“Twilight” is in lots of theaters right now. According to the reviews it’s the film version of the first of a series of Romance novels with a vampire theme, aimed at pre-teen and teenage girls. Apparently some of the vampires are reformed and get by on animal blood. And they make really cute and soulful boyfriends. It’s sold a lot of tickets.
The Swedish film, “Let the Right One In”, which is in exactly one theater in San Francisco, isn’t like that. It is the story of a romance between the blond, angelic looking Oskar and the dark haired, pale Eli. He’s twelve and so is she, but as she says, she’s been twelve for a long time. She also mentions eventually that she’s not really a girl. In this film a vampire drinks human blood and getting the blood out of the human can be a messy business.

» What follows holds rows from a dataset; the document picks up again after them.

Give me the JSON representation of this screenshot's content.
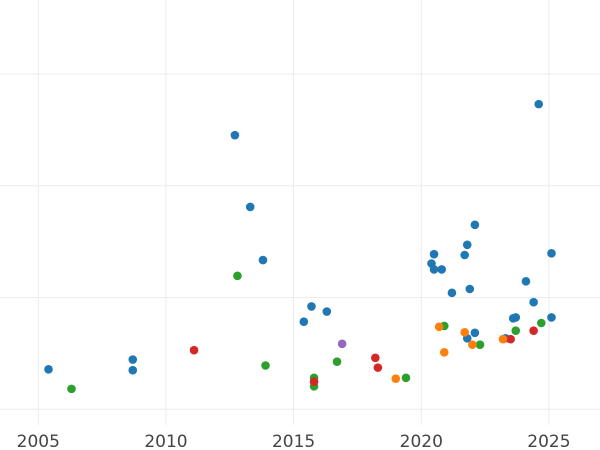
{
  "chart_data": {
    "type": "scatter",
    "title": "",
    "xlabel": "",
    "ylabel": "",
    "xlim": [
      2003.5,
      2027
    ],
    "ylim": [
      0,
      100
    ],
    "grid": true,
    "x_ticks": [
      2005,
      2010,
      2015,
      2020,
      2025
    ],
    "x_tick_labels": [
      "2005",
      "2010",
      "2015",
      "2020",
      "2025"
    ],
    "y_grid": [
      3.7,
      30.0,
      56.3,
      82.6
    ],
    "y_tick_labels_visible": false,
    "legend": false,
    "colors": {
      "blue": "#1f77b4",
      "green": "#2ca02c",
      "red": "#d62728",
      "orange": "#ff7f0e",
      "purple": "#9467bd"
    },
    "series": [
      {
        "color": "blue",
        "points": [
          [
            2005.4,
            13.1
          ],
          [
            2008.7,
            15.4
          ],
          [
            2008.7,
            12.9
          ],
          [
            2012.7,
            68.2
          ],
          [
            2013.3,
            51.3
          ],
          [
            2013.8,
            38.8
          ],
          [
            2015.4,
            24.3
          ],
          [
            2015.7,
            27.9
          ],
          [
            2016.3,
            26.7
          ],
          [
            2020.4,
            38.0
          ],
          [
            2020.5,
            40.2
          ],
          [
            2020.5,
            36.6
          ],
          [
            2020.8,
            36.6
          ],
          [
            2021.2,
            31.1
          ],
          [
            2021.7,
            40.0
          ],
          [
            2021.8,
            42.4
          ],
          [
            2021.9,
            32.0
          ],
          [
            2022.1,
            47.1
          ],
          [
            2022.1,
            21.7
          ],
          [
            2021.8,
            20.4
          ],
          [
            2023.3,
            20.4
          ],
          [
            2023.6,
            25.1
          ],
          [
            2023.7,
            25.3
          ],
          [
            2024.1,
            33.8
          ],
          [
            2024.4,
            28.9
          ],
          [
            2024.6,
            75.5
          ],
          [
            2025.1,
            40.4
          ],
          [
            2025.1,
            25.3
          ]
        ]
      },
      {
        "color": "green",
        "points": [
          [
            2006.3,
            8.5
          ],
          [
            2012.8,
            35.1
          ],
          [
            2013.9,
            14.0
          ],
          [
            2015.8,
            11.1
          ],
          [
            2015.8,
            9.1
          ],
          [
            2016.7,
            14.9
          ],
          [
            2019.4,
            11.1
          ],
          [
            2020.9,
            23.3
          ],
          [
            2022.3,
            18.9
          ],
          [
            2023.7,
            22.2
          ],
          [
            2024.7,
            24.0
          ]
        ]
      },
      {
        "color": "red",
        "points": [
          [
            2011.1,
            17.6
          ],
          [
            2015.8,
            10.2
          ],
          [
            2018.2,
            15.8
          ],
          [
            2018.3,
            13.5
          ],
          [
            2023.5,
            20.2
          ],
          [
            2024.4,
            22.2
          ]
        ]
      },
      {
        "color": "orange",
        "points": [
          [
            2019.0,
            10.9
          ],
          [
            2020.7,
            23.1
          ],
          [
            2020.9,
            17.1
          ],
          [
            2021.7,
            21.8
          ],
          [
            2022.0,
            18.9
          ],
          [
            2023.2,
            20.2
          ]
        ]
      },
      {
        "color": "purple",
        "points": [
          [
            2016.9,
            19.1
          ]
        ]
      }
    ]
  }
}
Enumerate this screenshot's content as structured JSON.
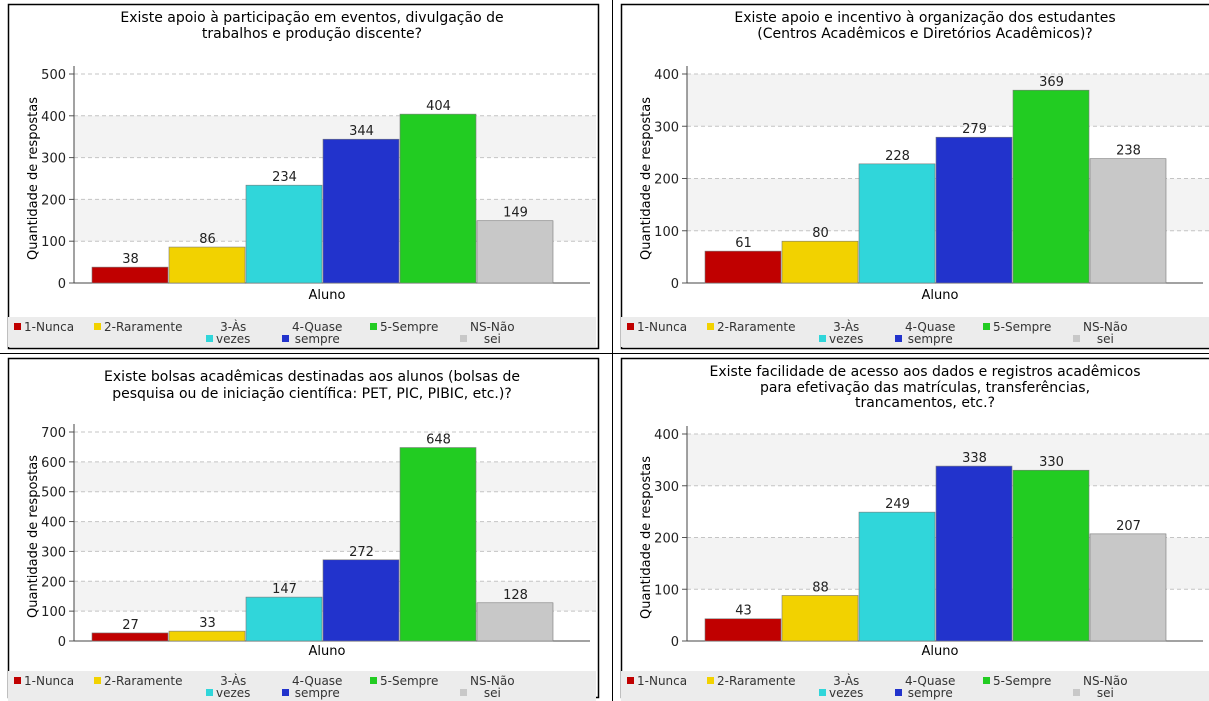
{
  "ylabel": "Quantidade de respostas",
  "xlabel": "Aluno",
  "colors": [
    "#c00000",
    "#f2d200",
    "#30d6da",
    "#2233cc",
    "#22cc22",
    "#c8c8c8"
  ],
  "legend": [
    {
      "line1": "1-Nunca",
      "line2": "",
      "icon": "red-square-icon"
    },
    {
      "line1": "2-Raramente",
      "line2": "",
      "icon": "yellow-square-icon"
    },
    {
      "line1": "3-Às",
      "line2": "vezes",
      "icon": "cyan-square-icon"
    },
    {
      "line1": "4-Quase",
      "line2": "sempre",
      "icon": "blue-square-icon"
    },
    {
      "line1": "5-Sempre",
      "line2": "",
      "icon": "green-square-icon"
    },
    {
      "line1": "NS-Não",
      "line2": "sei",
      "icon": "gray-square-icon"
    }
  ],
  "chart_data": [
    {
      "type": "bar",
      "title": "Existe apoio à participação em eventos, divulgação de trabalhos e produção discente?",
      "title_lines": [
        "Existe apoio à participação em eventos, divulgação de",
        "trabalhos e produção discente?"
      ],
      "categories": [
        "1-Nunca",
        "2-Raramente",
        "3-Às vezes",
        "4-Quase sempre",
        "5-Sempre",
        "NS-Não sei"
      ],
      "values": [
        38,
        86,
        234,
        344,
        404,
        149
      ],
      "ylim": [
        0,
        500
      ],
      "yticks": [
        0,
        100,
        200,
        300,
        400,
        500
      ],
      "xlabel": "Aluno",
      "ylabel": "Quantidade de respostas",
      "grid": true,
      "legend": "bottom"
    },
    {
      "type": "bar",
      "title": "Existe apoio e incentivo à organização dos estudantes (Centros Acadêmicos e Diretórios Acadêmicos)?",
      "title_lines": [
        "Existe apoio e incentivo à organização dos estudantes",
        "(Centros Acadêmicos e Diretórios Acadêmicos)?"
      ],
      "categories": [
        "1-Nunca",
        "2-Raramente",
        "3-Às vezes",
        "4-Quase sempre",
        "5-Sempre",
        "NS-Não sei"
      ],
      "values": [
        61,
        80,
        228,
        279,
        369,
        238
      ],
      "ylim": [
        0,
        400
      ],
      "yticks": [
        0,
        100,
        200,
        300,
        400
      ],
      "xlabel": "Aluno",
      "ylabel": "Quantidade de respostas",
      "grid": true,
      "legend": "bottom"
    },
    {
      "type": "bar",
      "title": "Existe bolsas acadêmicas destinadas aos alunos (bolsas de pesquisa ou de iniciação científica: PET, PIC, PIBIC, etc.)?",
      "title_lines": [
        "Existe bolsas acadêmicas destinadas aos alunos (bolsas de",
        "pesquisa ou de iniciação científica: PET, PIC, PIBIC, etc.)?"
      ],
      "categories": [
        "1-Nunca",
        "2-Raramente",
        "3-Às vezes",
        "4-Quase sempre",
        "5-Sempre",
        "NS-Não sei"
      ],
      "values": [
        27,
        33,
        147,
        272,
        648,
        128
      ],
      "ylim": [
        0,
        700
      ],
      "yticks": [
        0,
        100,
        200,
        300,
        400,
        500,
        600,
        700
      ],
      "xlabel": "Aluno",
      "ylabel": "Quantidade de respostas",
      "grid": true,
      "legend": "bottom"
    },
    {
      "type": "bar",
      "title": "Existe facilidade de acesso aos dados e registros acadêmicos para efetivação das matrículas, transferências, trancamentos, etc.?",
      "title_lines": [
        "Existe facilidade de acesso aos dados e registros acadêmicos",
        "para efetivação das matrículas, transferências,",
        "trancamentos, etc.?"
      ],
      "categories": [
        "1-Nunca",
        "2-Raramente",
        "3-Às vezes",
        "4-Quase sempre",
        "5-Sempre",
        "NS-Não sei"
      ],
      "values": [
        43,
        88,
        249,
        338,
        330,
        207
      ],
      "ylim": [
        0,
        400
      ],
      "yticks": [
        0,
        100,
        200,
        300,
        400
      ],
      "xlabel": "Aluno",
      "ylabel": "Quantidade de respostas",
      "grid": true,
      "legend": "bottom"
    }
  ]
}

It takes place in a working class suburb of Stockholm. Oskar is ping-ponged between his divorced parents’ places and is bullied at school by a particularly odious classmate and his two henchmen. He’s full of rage and frustration but doesn’t act on it. He’s lonely. Eli moves into the apartment next to Oskar’s at night. She lives with a middle aged man who seems to be her guardian. Oskar meets Eli at night by a snow covered jungle gym. She doesn’t feel the cold.
I felt the cold. I was on the edge of my seat for most of the film because I liked Oskar and Eli and didn’t know what was going to happen to them in this seeming unconventional vampire film. And then I realized that the filmmakers were going to honor the conventions of the classic vampire story in a brilliant way.
I don’t want to give anything else away but this is a very good film, creepy and darkly funny, and I urge my stalwart readers who haven’t seen it, to see it. And for those Bram Stoker fans among you I’ll give a little more away by saying that the film could have been subtitled “The New Renfield”.